L’exposition des femmes enceintes aux polluants atmosphériques et au trafic routier augmente de manière significative le risque de retard de croissance fœtale, et ce, même à des niveaux bien inférieurs à ceux stipulés dans les directives actuelles de l’Union européenne (UE) sur la qualité de l’air, révèle une étude européenne publiée le 15 octobre dans la revue The Lancet Respiratory Medicine.

En s’appuyant sur les données de l’étude Escape (European Study of Cohorts for Air Pollution Effects), les chercheurs ont réuni les données de quatorze études de cohorte menées dans douze pays européens et impliquant 74 000 femmes ayant accouché entre 1994 et 2011.

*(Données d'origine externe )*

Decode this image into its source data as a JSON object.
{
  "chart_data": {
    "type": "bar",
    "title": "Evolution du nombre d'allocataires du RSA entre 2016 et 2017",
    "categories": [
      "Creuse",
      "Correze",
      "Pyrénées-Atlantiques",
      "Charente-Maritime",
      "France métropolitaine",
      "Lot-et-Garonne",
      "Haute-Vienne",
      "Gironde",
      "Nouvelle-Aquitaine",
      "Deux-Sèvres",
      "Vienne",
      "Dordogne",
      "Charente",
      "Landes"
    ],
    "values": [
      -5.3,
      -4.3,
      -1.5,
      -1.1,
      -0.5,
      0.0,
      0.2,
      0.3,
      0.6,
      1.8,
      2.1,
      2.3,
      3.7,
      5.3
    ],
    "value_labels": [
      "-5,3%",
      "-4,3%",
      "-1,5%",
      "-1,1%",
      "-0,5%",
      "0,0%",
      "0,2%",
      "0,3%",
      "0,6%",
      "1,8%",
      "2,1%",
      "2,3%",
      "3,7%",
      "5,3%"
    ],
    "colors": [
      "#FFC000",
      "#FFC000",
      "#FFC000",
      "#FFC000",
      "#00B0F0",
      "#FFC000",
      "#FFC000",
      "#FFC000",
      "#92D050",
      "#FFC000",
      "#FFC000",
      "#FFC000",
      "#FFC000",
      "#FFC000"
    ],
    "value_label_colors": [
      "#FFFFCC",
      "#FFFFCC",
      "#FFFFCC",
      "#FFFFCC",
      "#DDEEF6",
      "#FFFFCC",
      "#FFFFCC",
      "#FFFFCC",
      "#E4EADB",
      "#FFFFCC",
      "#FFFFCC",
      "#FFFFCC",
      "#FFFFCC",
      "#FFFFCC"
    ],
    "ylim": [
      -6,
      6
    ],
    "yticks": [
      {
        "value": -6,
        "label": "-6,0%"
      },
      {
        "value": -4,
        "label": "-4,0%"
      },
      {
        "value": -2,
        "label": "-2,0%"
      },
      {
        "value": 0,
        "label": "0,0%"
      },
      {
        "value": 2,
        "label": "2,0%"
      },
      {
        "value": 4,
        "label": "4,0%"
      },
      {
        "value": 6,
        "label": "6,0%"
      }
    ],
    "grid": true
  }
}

Les chercheurs ont évalué durant la grossesse de chaque femme, à l’adresse de leur domicile, les concentrations de polluants atmosphériques tels que le dioxyde d’azote et les particules fines en suspension (ou PM2,5) que l’on trouve notamment dans les gaz d’échappement, les émissions liées au chauffage et aux activités industrielles. La densité du trafic sur la route la plus proche et le volume total de trafic sur toutes les routes principales dans un rayon de 100 m autour du lieu de résidence ont également été enregistrés.

Conclusions : pour toute augmentation de 5μg/m3 de l’exposition aux particules fines pendant la grossesse, le risque de donner naissance à un bébé de petit poids (inférieur à 2500 g pour un enfant né après 37 semaines de grossesse) à terme augmente de 18 %. A noter que ce risque accru persiste à des taux inférieurs à la limite annuelle actuelle fixée par les directives de l’Union européenne sur la qualité de l’air, soit 25 μg/m3 pour les particules fines.

Or, un faible poids de naissance n’est pas sans conséquences pour la santé de l’enfant : il est associé à des problèmes respiratoires dans l’enfance et d’autres pathologies à l’âge adulte (diabète, surpoids, troubles cardiaques, etc).

Les chercheurs ont également observé une diminution du périmètre crânien, « ce qui incite à se poser la question de l’effet de la pollution sur le neuro-développement, sur le plan cognitif ou comportemental », relève Rémy Slama, directeur de recherche à l’Inserm de Grenoble et coauteur de l’étude.

La France, mauvaise élève

« Ces résultats suggèrent qu’une proportion importante des cas de petit poids de naissance à terme pourrait être évitée en Europe si la pollution de l’air urbain, et en particulier les particules fines, diminuait », poursuit l’épidémiologiste. En effet, pour les chercheurs, ramener le niveau des particules fines à 10 microgrammes/m3 qui est la valeur cible annuelle de l’Organisation mondiale de la santé (OMS), permettrait d’éviter environ 22% des cas de bébés de petit poids.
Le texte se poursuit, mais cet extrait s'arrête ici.